Under the dizzying parabolas of the railroad bridge, where the thud 
of laundry mallets used to resound, the swiftly flowing 
current is like green cream, like baize unfit for fulling. 
So old are the ways, 
for lunch one might select a large smelly radish. 
In the streets, as always, there is a smell of frying fish 
no one notices. The rain cannot make up its mind. 
Other people like it other ways. 
I need to interact with postal employees, civil servants, that sort of thing. 
Just being asleep isn’t enough. 
I must cry out against injustice in whatever position 
sleep overtakes me. Only then will I have understood what the world 
and servants mean by self-abolishment, the key, it is said, 
to success. To stand and contemplate the sea 
is to comprehend part of the package. What we need, therefore, 
is market gardens bringing a sense of time with them, 
of this time, honed to razor-sharpness. Yet the whole 
scheme is invisible to any shareholder, and so the feeling 
lessens, the idea that a composite portrait 
may not be so important after all takes over like the shoulder 
of a mill-wheel, slogging patiently under water, then back 
to the zenith, where the watchword presumably is. 
In schools they teach things like plus and minus 
but not in the gorge, not in boiling mud. 
Area residents were jolted to find what in essence 
was a large swamp, pythons and all, in their communal front yard. 
To me, this is insensate. I cannot stand the wind at my back 
making of me nothing, to be handed 
over, in turn, to this 
man, this man. For though he weathered patiently 
the name, the one that occurs to all of us, he went out 
and came in, not in the best interests of abundance; 
not, it seems, being anything but about to fall. 
Here’s a paradox for you: if the men are segregated 
then why are the women not? 
If the rich can survive dust-storms thanks to their red-and-gold liveried 
postilions, then you are playing with an alphabet here: nothing 
you invent can be a plenipotentiary, 
turn itself inside-out, radiate 
iron spokes at the mini-landscape, and so side with a population 
of bears, who knows? Who knows how much there can be 
of any one thing if another one stops existing? And the word you give to this 
man, this man, is cold, 
fossil fuel. 
One snorts in the laundry, another 
is broken beside the bed. A third is suspended 
in a baobab for all the sins 
no one ever knew, for sins of omission are like pearls 
next to the sin of not knowing, and being excused 
for it. So it all comes round 
to individual responsibility and awareness, 
that circus of dusty dramas, denuded forests and car dealerships, a place 
where anything can and does happen, and hours and hours go by. 

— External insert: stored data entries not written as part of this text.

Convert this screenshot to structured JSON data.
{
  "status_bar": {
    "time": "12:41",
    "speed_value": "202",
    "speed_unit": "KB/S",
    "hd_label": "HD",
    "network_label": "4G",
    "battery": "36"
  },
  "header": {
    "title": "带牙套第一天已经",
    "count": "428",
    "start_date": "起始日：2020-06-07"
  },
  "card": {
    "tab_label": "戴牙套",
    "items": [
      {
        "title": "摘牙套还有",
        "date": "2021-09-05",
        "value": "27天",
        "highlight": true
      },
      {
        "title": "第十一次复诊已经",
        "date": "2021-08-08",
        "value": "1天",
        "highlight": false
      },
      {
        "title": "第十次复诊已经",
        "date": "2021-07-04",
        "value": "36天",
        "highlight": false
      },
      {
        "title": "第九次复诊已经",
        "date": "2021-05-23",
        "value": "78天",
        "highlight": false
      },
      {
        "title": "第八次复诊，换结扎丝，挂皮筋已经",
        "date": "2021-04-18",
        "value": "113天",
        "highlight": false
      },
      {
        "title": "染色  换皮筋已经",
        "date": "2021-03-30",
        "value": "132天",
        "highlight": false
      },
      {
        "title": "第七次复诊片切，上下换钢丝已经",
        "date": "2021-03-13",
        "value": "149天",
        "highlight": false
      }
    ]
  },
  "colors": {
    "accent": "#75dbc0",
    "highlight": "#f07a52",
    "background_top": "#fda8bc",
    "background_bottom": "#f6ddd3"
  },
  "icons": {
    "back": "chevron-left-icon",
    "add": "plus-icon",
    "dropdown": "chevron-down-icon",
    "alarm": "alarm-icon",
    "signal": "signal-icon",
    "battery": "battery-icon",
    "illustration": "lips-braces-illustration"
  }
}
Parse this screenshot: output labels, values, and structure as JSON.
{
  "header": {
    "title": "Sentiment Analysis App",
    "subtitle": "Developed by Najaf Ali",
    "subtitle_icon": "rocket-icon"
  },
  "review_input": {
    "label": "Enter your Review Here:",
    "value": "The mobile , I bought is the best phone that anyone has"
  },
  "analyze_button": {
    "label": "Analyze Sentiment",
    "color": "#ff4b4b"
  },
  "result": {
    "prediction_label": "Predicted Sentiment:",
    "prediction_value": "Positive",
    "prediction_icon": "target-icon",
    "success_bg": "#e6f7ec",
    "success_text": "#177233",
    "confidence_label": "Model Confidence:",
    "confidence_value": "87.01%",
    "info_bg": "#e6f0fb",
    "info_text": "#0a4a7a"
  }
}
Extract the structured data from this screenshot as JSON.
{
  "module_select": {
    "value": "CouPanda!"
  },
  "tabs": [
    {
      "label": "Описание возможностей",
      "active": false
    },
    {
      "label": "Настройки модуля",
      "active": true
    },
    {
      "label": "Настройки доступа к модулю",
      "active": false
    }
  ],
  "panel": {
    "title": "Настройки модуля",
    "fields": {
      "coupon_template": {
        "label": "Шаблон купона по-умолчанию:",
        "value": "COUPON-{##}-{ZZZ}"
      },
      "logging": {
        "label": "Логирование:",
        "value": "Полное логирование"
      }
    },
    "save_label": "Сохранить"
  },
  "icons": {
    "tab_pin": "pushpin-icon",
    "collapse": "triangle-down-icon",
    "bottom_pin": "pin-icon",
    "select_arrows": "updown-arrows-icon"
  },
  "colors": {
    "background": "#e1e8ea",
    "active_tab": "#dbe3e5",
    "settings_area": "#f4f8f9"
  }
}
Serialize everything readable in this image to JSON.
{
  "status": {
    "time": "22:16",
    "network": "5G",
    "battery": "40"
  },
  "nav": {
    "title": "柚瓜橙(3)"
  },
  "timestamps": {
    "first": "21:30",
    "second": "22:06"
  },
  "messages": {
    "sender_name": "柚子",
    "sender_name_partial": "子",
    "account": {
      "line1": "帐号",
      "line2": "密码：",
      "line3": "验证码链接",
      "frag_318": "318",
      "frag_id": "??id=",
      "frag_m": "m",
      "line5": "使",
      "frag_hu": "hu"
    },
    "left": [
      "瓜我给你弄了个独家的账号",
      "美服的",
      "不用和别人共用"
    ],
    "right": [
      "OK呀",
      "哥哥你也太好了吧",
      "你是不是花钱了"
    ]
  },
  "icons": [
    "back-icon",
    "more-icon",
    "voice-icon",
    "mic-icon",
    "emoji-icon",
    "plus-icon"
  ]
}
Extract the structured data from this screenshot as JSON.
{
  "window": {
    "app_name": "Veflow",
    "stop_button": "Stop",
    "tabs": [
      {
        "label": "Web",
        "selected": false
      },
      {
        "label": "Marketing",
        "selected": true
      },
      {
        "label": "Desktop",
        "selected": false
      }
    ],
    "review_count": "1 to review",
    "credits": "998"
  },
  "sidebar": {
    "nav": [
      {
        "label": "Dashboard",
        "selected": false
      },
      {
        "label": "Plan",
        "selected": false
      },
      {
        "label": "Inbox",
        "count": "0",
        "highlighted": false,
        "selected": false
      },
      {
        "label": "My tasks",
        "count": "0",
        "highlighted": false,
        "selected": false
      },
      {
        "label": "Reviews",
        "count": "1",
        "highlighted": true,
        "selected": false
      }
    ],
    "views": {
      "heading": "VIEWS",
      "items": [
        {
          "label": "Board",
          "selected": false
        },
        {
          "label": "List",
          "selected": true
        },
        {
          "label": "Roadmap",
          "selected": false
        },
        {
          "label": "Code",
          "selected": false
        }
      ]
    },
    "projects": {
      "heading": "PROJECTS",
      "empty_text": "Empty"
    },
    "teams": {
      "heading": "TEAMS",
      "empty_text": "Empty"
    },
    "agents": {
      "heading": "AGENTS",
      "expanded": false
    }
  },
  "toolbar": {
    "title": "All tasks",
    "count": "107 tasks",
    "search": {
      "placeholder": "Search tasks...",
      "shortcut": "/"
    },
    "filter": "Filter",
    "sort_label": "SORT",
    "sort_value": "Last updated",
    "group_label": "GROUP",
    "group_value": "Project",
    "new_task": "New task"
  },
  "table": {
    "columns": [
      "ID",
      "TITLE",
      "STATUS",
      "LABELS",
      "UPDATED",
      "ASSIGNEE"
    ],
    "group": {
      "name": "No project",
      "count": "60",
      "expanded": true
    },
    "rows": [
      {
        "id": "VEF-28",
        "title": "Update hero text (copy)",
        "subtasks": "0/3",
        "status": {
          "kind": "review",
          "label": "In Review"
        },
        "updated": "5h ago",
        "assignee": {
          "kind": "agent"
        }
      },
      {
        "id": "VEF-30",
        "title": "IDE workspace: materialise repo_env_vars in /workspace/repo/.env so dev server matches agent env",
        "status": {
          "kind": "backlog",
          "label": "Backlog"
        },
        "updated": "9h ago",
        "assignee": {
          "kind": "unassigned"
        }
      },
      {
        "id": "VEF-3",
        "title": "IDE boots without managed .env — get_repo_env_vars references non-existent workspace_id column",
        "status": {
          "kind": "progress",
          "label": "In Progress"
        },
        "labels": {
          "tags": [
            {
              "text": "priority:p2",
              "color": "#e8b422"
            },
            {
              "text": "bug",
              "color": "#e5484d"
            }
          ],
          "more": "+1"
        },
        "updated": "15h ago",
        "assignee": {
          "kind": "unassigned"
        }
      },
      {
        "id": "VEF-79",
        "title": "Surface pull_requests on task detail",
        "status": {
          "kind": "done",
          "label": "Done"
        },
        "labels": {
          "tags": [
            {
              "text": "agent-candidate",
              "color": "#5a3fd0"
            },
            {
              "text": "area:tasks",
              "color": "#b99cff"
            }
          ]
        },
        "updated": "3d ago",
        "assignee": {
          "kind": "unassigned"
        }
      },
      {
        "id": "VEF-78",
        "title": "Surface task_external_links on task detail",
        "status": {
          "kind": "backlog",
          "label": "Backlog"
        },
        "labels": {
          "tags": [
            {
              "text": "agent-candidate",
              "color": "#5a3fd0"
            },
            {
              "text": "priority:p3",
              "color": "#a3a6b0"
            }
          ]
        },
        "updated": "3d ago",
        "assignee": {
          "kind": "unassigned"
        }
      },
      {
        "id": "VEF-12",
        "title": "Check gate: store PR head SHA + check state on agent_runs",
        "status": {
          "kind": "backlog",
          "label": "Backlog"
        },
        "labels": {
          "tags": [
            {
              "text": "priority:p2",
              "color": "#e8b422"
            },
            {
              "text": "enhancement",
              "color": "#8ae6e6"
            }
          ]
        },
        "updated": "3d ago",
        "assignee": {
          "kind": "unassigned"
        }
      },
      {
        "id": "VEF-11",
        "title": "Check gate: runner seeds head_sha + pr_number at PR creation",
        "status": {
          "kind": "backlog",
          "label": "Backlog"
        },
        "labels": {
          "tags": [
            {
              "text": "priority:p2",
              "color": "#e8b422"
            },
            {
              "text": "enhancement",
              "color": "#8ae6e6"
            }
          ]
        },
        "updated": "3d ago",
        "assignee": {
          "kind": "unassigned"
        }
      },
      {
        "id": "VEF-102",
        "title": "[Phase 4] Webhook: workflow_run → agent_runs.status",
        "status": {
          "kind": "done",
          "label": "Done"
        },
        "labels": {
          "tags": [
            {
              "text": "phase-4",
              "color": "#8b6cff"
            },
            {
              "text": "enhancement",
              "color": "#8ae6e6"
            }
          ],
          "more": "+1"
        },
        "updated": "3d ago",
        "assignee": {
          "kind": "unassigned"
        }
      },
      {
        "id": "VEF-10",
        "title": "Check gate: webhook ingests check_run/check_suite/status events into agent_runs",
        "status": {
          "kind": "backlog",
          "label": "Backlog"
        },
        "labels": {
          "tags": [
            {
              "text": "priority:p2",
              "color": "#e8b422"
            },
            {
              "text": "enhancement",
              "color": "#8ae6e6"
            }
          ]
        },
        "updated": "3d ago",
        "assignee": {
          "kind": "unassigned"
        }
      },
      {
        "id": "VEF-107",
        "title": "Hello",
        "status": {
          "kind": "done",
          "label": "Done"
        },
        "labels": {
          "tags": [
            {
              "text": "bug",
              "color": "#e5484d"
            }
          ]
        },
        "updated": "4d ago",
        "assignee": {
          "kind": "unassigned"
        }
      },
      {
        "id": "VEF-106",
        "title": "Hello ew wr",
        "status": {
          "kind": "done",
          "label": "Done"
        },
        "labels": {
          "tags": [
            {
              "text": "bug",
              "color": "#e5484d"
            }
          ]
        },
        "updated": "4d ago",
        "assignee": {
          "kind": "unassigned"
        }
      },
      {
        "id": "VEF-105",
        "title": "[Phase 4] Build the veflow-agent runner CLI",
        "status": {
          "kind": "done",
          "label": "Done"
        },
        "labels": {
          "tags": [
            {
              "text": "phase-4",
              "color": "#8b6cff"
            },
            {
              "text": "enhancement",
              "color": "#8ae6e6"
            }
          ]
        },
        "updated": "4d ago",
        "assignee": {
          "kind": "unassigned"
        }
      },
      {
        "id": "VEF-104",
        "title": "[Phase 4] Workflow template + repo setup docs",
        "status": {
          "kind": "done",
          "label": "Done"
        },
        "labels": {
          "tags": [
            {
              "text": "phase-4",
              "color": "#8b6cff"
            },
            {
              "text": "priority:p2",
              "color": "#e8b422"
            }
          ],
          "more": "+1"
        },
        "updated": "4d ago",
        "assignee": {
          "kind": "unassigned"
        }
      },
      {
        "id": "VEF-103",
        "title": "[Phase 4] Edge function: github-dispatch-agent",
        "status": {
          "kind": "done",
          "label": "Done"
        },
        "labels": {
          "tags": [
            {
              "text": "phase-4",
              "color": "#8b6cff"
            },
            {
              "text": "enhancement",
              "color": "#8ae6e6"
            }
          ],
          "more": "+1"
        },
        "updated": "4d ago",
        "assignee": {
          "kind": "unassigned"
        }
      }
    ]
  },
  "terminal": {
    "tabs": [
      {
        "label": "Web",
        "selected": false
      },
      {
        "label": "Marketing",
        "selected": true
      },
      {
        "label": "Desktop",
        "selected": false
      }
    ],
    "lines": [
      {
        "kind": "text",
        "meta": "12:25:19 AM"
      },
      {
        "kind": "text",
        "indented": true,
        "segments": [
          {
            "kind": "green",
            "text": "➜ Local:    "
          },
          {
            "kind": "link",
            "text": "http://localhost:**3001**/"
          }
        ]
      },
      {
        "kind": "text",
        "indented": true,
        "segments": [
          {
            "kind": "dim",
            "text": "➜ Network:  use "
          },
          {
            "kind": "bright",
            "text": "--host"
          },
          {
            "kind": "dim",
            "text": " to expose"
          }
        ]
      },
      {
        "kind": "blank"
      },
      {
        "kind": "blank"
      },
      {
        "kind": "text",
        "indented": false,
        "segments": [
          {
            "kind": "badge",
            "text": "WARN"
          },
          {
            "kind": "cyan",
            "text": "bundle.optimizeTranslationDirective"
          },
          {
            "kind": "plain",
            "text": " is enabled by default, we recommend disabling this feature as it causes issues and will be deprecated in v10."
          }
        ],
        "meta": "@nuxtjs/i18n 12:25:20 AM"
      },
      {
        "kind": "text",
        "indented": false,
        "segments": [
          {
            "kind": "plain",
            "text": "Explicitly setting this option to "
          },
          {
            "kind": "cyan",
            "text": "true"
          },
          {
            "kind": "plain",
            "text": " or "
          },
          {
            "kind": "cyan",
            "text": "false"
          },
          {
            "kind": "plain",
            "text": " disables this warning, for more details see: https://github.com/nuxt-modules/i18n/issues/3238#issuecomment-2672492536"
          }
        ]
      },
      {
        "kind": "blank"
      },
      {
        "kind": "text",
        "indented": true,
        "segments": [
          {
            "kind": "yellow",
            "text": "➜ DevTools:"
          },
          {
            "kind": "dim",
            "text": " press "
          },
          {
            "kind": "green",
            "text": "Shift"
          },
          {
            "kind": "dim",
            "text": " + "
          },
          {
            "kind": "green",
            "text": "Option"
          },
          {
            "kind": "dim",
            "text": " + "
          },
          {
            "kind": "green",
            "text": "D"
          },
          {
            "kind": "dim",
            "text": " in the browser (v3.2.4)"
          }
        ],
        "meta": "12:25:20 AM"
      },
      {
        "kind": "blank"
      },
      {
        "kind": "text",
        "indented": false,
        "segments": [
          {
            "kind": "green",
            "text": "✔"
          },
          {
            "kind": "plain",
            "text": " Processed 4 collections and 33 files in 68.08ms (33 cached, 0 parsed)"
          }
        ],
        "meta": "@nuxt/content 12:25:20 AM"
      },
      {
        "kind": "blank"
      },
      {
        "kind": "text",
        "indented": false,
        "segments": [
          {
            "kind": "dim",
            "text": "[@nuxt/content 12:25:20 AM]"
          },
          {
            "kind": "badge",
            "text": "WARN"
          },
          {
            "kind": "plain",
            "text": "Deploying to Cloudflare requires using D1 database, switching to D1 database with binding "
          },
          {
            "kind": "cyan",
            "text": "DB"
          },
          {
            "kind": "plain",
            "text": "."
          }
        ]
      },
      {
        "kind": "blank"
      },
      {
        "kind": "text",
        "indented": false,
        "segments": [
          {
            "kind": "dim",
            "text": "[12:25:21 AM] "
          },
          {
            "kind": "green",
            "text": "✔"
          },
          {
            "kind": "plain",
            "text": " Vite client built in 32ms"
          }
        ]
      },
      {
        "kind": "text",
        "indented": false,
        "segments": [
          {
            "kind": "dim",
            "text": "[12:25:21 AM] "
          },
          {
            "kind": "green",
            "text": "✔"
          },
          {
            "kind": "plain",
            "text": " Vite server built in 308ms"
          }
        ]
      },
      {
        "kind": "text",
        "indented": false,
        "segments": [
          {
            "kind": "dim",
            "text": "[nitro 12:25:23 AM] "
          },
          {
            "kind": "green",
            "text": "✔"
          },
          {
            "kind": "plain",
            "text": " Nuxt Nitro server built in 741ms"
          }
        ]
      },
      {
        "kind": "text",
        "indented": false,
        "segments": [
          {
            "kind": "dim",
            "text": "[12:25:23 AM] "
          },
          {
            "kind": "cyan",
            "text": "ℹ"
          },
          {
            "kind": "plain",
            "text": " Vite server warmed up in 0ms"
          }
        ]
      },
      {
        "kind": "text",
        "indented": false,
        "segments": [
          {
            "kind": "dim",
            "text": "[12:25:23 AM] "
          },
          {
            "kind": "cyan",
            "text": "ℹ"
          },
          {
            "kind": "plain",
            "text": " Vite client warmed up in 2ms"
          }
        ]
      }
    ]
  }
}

Of Linnets and Dull Times 

You said you don’t want to know any more 
than you do now, of every thing that might be 
a person. It would be cheating. That is urgent. 
If we are going to mean in so many ways 
let them all be lopped off. 
That way we’ll know you’re getting older. 
I feel sorry for anyone that has to die. 
The lines of what’s expected 
fan out like beaters. That’s all, 
I think. But I lose things, now. 
The beautiful shape of the toilet interposed 
a viability as the air-raid drill ended. 
We’ve got to do something. 
He may be up there now, trying to find us. 
If you let me, I’ll drive you back to the fairgrounds.